Raymond Jules Joseph Wattine was a French footballer who played as a midfielder for RC Roubaix and the French national team in the early 1920s.

Playing career

Born in Roncq on 23 August 1895, Wattine played at RC Roubaix between 1920 and 1923, and together with Georges Verriest, Gérard Isbecque, and Raymond Dubly, he helped Roubaix return to its pre-war glory by winning the Division d'Honneur of the 1922–23 Northern Football League, doing so with 38 points, two more than runner-up Olympique Lillois. All of the aforementioned players, including Wattine, spent their entire careers at Roubaix.
On 25 February 1923, the 27-year-old Wattine earned his first international cap for France in a friendly match against Belgium at Forest, which ended in a 4–1 loss.
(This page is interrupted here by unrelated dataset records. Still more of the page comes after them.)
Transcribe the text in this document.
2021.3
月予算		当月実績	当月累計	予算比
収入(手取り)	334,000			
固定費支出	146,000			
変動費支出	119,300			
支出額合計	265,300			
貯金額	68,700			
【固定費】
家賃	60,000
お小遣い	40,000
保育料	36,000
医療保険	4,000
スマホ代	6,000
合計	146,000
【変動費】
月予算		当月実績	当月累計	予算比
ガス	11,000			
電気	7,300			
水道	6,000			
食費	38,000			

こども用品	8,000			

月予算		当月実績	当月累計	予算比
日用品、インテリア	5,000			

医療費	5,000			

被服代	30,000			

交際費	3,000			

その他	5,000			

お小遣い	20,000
He played the entire match, alongside fellow club teammates Isbecque and Dubly, the latter being the team's captain. In doing so, Wattine and Isbecque became only the fifth and sixth RC Roubaix players to represent the French national team, after Émile Sartorius, Maurice Vandendriessche, Dubly, and Emile Dusart.

Later life and death

One of his cousins,, an officer who died during World War I, now has a statue in his honor in Roubaix in the Barbieux park. The day before his death, Bossut spoke of a command pennant, blessed at the Sacré Cœur, which was later present on the tanks of his brother Pierre Bossut, and then of Lieutenant Moello, whose deputy chief was Wattine.
He was also a renowned industrialist and the honorary president of RC Roubaix. Wattine died in Arbonne on 7 May 1937, at the age of 41.

Legacy

Wattine served as the model for the "Monument to the death of the Racing Club of Roubaix", near the Dubrulle-Verriest stadium.